Utility companies are back in the headlines as investors reconsider their preference for dividend-paying equities with uncertain tax policy coming in 2012. Key utility sector indexes are off more than 6% in the last month while forward yields look compelling for conservative investors.
Tax Concerns are Overblown
Investors traditionally value utilities on a dividend discount model which makes stock prices a function of after-tax dividend distributions. Naturally, Washington DC's recent discussion about higher capital gains and dividend taxes lead to modest profit-taking and tax strategy shifts ahead of 2013.
In the long-run, though, the warnings about dividend taxes may be overblown. In the short-term, higher capital gains taxes will lead to a simple shift in investor interest. Institutional investors which manage capital in taxable accounts will likely flee utilities if higher dividend taxes become a political reality. Bingo-playing seniors looking for attractive returns on investment capital from tax-deferred investment vehicles will find ample reason to hold utilities for their routine and predictable distributions.
Relative to corporate bond yields, utilities are undervalued. Dividend yields in utility companies are on par with investment grade corporate debt yields. This goes against historical norms - utility yields usually came at a discount to corporate debt yields.
After taxes, $1 in dividends is the same as $1 in corporate debt coupons when both are held in retirement accounts. Income investors should see these investments to be on par with one another. Tax policy is unimportant to realistic utility valuations.
Why Utility ETFs Win Out
Utilities are a vastly different investment than other high yield opportunities. First, many of the best dividend payers are in the regulated utility industry, meaning their returns on capital are guaranteed and their customers are entirely captive. Compared to junk bond ETFs, which place investors in the most speculative corner of high-yield investing, utilities provide similar yields with much more creditworthiness.
Furthermore, utilities offer inflation protection. While higher inflation rates leads to lower utility company valuations, utilities are paid based on how much capital they deploy in regulated markets. Therefore, inflation in the cost to build new power plants means more capital at work and more capital earning a guaranteed return for regulated utility investors.

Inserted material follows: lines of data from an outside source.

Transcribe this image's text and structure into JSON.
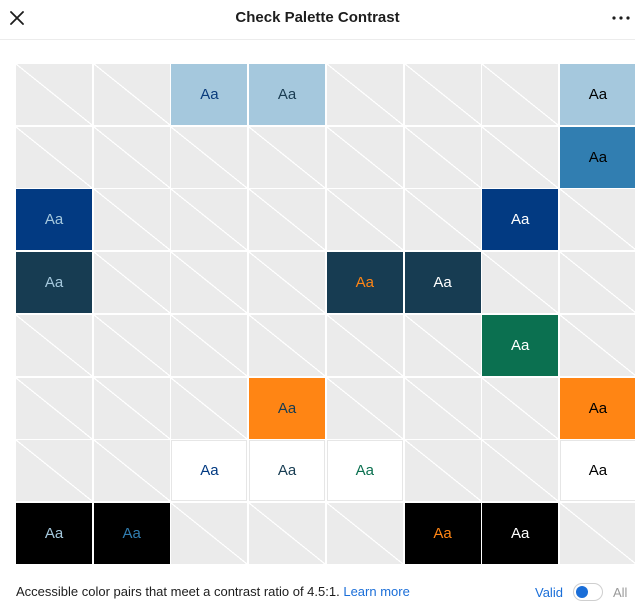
{
  "header": {
    "title": "Check Palette Contrast",
    "close_icon": "close-icon",
    "more_icon": "more-options-icon"
  },
  "grid": {
    "rows": 8,
    "cols": 8,
    "sample_text": "Aa",
    "cells": [
      [
        null,
        null,
        {
          "bg": "#a5c8dd",
          "fg": "#093b7c"
        },
        {
          "bg": "#a5c8dd",
          "fg": "#1a3c52"
        },
        null,
        null,
        null,
        {
          "bg": "#a5c8dd",
          "fg": "#000000"
        }
      ],
      [
        null,
        null,
        null,
        null,
        null,
        null,
        null,
        {
          "bg": "#317eb1",
          "fg": "#000000"
        }
      ],
      [
        {
          "bg": "#023a82",
          "fg": "#a5c8dd"
        },
        null,
        null,
        null,
        null,
        null,
        {
          "bg": "#023a82",
          "fg": "#ffffff"
        },
        null
      ],
      [
        {
          "bg": "#173c52",
          "fg": "#a5c8dd"
        },
        null,
        null,
        null,
        {
          "bg": "#173c52",
          "fg": "#ff8514"
        },
        {
          "bg": "#173c52",
          "fg": "#ffffff"
        },
        null,
        null
      ],
      [
        null,
        null,
        null,
        null,
        null,
        null,
        {
          "bg": "#0b7050",
          "fg": "#ffffff"
        },
        null
      ],
      [
        null,
        null,
        null,
        {
          "bg": "#ff8514",
          "fg": "#173c52"
        },
        null,
        null,
        null,
        {
          "bg": "#ff8514",
          "fg": "#000000"
        }
      ],
      [
        null,
        null,
        {
          "bg": "#ffffff",
          "fg": "#023a82"
        },
        {
          "bg": "#ffffff",
          "fg": "#173c52"
        },
        {
          "bg": "#ffffff",
          "fg": "#0b7050"
        },
        null,
        null,
        {
          "bg": "#ffffff",
          "fg": "#000000"
        }
      ],
      [
        {
          "bg": "#000000",
          "fg": "#a5c8dd"
        },
        {
          "bg": "#000000",
          "fg": "#317eb1"
        },
        null,
        null,
        null,
        {
          "bg": "#000000",
          "fg": "#ff8514"
        },
        {
          "bg": "#000000",
          "fg": "#ffffff"
        },
        null
      ]
    ]
  },
  "footer": {
    "description": "Accessible color pairs that meet a contrast ratio of 4.5:1.",
    "learn_more": "Learn more",
    "valid_label": "Valid",
    "all_label": "All",
    "filter_selected": "Valid"
  },
  "colors": {
    "accent": "#1a6ed8",
    "empty_cell": "#ebebeb"
  }
}
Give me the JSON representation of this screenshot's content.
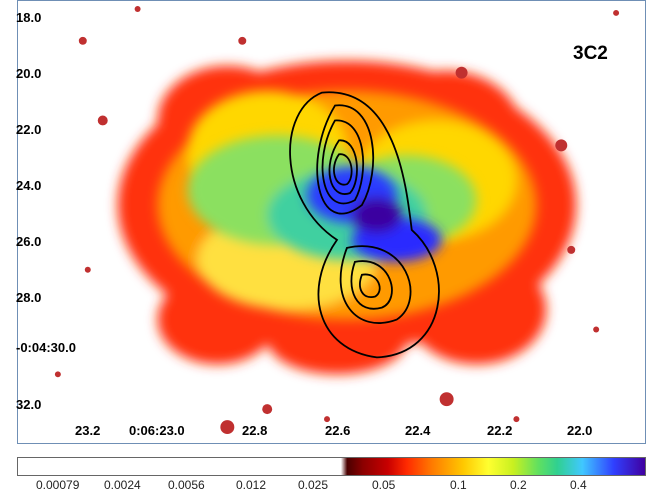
{
  "image": {
    "source_label": "3C2",
    "y_axis_ticks": [
      "18.0",
      "20.0",
      "22.0",
      "24.0",
      "26.0",
      "28.0",
      "-0:04:30.0",
      "32.0"
    ],
    "x_axis_ticks": [
      "23.2",
      "0:06:23.0",
      "22.8",
      "22.6",
      "22.4",
      "22.2",
      "22.0"
    ],
    "colorbar_ticks": [
      "0.00079",
      "0.0024",
      "0.0056",
      "0.012",
      "0.025",
      "0.05",
      "0.1",
      "0.2",
      "0.4"
    ],
    "colors": {
      "background": "#ffffff",
      "low": "#ff2a00",
      "mid": "#ffd700",
      "green": "#7be35a",
      "high": "#2a2aff",
      "contour": "#000000"
    }
  }
}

All in, utilities are a great investment for investors who want yields and safety of principal. Utilities aren't an investment for those who expect market beating returns - those who rightfully concern themselves with future capital gains tax increases. Aside from utilities and their respective ETFs potentially offering a buying opportunity on the dip, other high yielding ETF categories include mortgage REITs, Preferreds, Dividend Dogs, and MLP issues, which have been broadly beaten down in recent weeks.
Top 3 Utility ETFs
Investors have three excellent choices in the utility space:
- Utilities Select Sector SPDR (NYSEARCA:XLU) - This market cap weighted ETF from State Street provides investors a mechanism to track 32 individual utility companies, energy producers, and traders. With an annual expense ratio of .18% per year and yields of 4.2% per year, this fund is a great way to play the broad utility sector.
- Vanguard Utilities ETF (NYSEARCA:VPU) - Vanguard reputation of forcing diversification is apparent in its utilities ETF VPU, which holds investments in 78 companies spanning from small to large cap stocks. Market cap weighted and invested in utilities of all types (electric, gas, and water companies as well as distributors), the fund spins off a current yield of 3.9% with the most diversified exposure of any utilities index. An expense ratio of .19% is more than fair for so much diversification.
- Dow Jones U.S. Utilities Index Fund (NYSEARCA:IDU) - Tracking the best known of all the utilities indexes, the fund follows the market cap weighting system of its peers while investing in 67 different companies. With a yield of 3.2%, it's the lowest yielding fund of them all. A combination of lower yields and higher fund expenses (expenses total .48% per year) will likely weigh on this fund in the long haul.
Vanguard's diverse holdings, moderate yield, and low annual expense ratio make it a top pick for investors looking for a simple play on an industry that can stand the test of time and tax policy to deliver strong consistent yields. Capital gains taxation is hardly a reason for income investors to ditch dividends.
Disclosure: No position in any tickers mentioned here.